Another use for the ZP location is the loop variable doesn't get retained when LEAVE is encountered. So I will use: I Z! LEAVE in words that contain a loop that exits prematurely.
Another use for the ZP location is the loop variable doesn't get retained when LEAVE is encountered. So I will use: I Z! LEAVE in words that contain a loop that exits prematurely.
Wouldn't you still need to initialize the storage with a sentinel value so you know if you left the loop prematurely?
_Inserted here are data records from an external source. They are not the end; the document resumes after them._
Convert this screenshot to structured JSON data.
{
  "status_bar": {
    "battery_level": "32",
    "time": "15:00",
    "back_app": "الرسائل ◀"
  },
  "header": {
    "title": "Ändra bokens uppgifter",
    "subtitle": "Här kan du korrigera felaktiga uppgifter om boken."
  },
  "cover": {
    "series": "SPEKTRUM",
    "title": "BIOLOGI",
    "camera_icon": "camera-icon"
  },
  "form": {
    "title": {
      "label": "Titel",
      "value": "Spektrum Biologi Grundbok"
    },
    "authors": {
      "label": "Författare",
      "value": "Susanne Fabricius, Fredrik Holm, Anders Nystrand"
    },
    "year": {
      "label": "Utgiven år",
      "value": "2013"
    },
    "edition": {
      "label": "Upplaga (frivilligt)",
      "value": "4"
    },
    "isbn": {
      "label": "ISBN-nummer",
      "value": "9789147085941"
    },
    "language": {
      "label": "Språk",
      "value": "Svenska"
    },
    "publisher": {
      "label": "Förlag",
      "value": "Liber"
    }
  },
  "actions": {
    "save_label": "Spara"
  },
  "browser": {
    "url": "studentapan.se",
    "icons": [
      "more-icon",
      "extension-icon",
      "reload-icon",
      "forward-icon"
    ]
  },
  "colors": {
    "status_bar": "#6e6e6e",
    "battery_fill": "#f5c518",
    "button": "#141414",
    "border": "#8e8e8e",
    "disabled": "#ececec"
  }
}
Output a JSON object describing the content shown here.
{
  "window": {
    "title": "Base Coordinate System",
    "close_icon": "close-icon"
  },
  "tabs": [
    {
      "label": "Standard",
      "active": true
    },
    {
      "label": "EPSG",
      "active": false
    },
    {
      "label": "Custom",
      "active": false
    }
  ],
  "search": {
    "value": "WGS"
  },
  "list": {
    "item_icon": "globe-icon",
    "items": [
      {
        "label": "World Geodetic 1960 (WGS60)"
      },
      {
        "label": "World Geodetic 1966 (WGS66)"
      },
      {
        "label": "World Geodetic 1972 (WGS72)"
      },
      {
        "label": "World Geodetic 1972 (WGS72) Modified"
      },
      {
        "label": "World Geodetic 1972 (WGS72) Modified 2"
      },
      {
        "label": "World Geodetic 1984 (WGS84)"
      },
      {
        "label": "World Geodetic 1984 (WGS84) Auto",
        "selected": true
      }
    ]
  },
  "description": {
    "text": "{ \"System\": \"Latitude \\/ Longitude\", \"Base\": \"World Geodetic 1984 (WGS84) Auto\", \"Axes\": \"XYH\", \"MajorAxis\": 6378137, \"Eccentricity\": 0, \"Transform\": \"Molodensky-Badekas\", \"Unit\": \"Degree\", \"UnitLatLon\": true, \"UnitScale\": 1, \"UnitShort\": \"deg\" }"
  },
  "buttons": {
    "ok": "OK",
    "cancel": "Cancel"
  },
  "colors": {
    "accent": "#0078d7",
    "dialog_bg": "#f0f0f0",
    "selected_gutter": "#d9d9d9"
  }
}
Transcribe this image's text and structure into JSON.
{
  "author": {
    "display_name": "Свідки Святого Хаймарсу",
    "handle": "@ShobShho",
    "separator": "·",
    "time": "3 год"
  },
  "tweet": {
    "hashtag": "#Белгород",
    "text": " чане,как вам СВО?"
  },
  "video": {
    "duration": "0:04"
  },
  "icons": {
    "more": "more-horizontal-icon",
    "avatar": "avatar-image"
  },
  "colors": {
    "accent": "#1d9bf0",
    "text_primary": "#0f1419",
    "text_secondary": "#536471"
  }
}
Something like 0 Z! or -1 Z! ?
In one of my system words, I leave a loop like this:
Code: Select all
?DO
DUP I >BT @ =
IF DROP I UNLOOP
ELSE CS>A
LOOP
UNLOOP discards the loop parameters and I branch out of the loop by moving the control flow data from ELSE to the aux stack. Further in the definition I resolve the ELSE by moving the control flow data back to the data stack ( the control flow stack ) like this:
Code: Select all
A>CS THEN
Yes, the definition was a bit long. It could not be factored into non trivial smaller parts that got used more than once though.
Yes, I have to initialize Z! to zero. I have thought of implementing something like UNLOOP, which is a cleaner exit and probably faster. Is your UNLOOP a primitive or a word?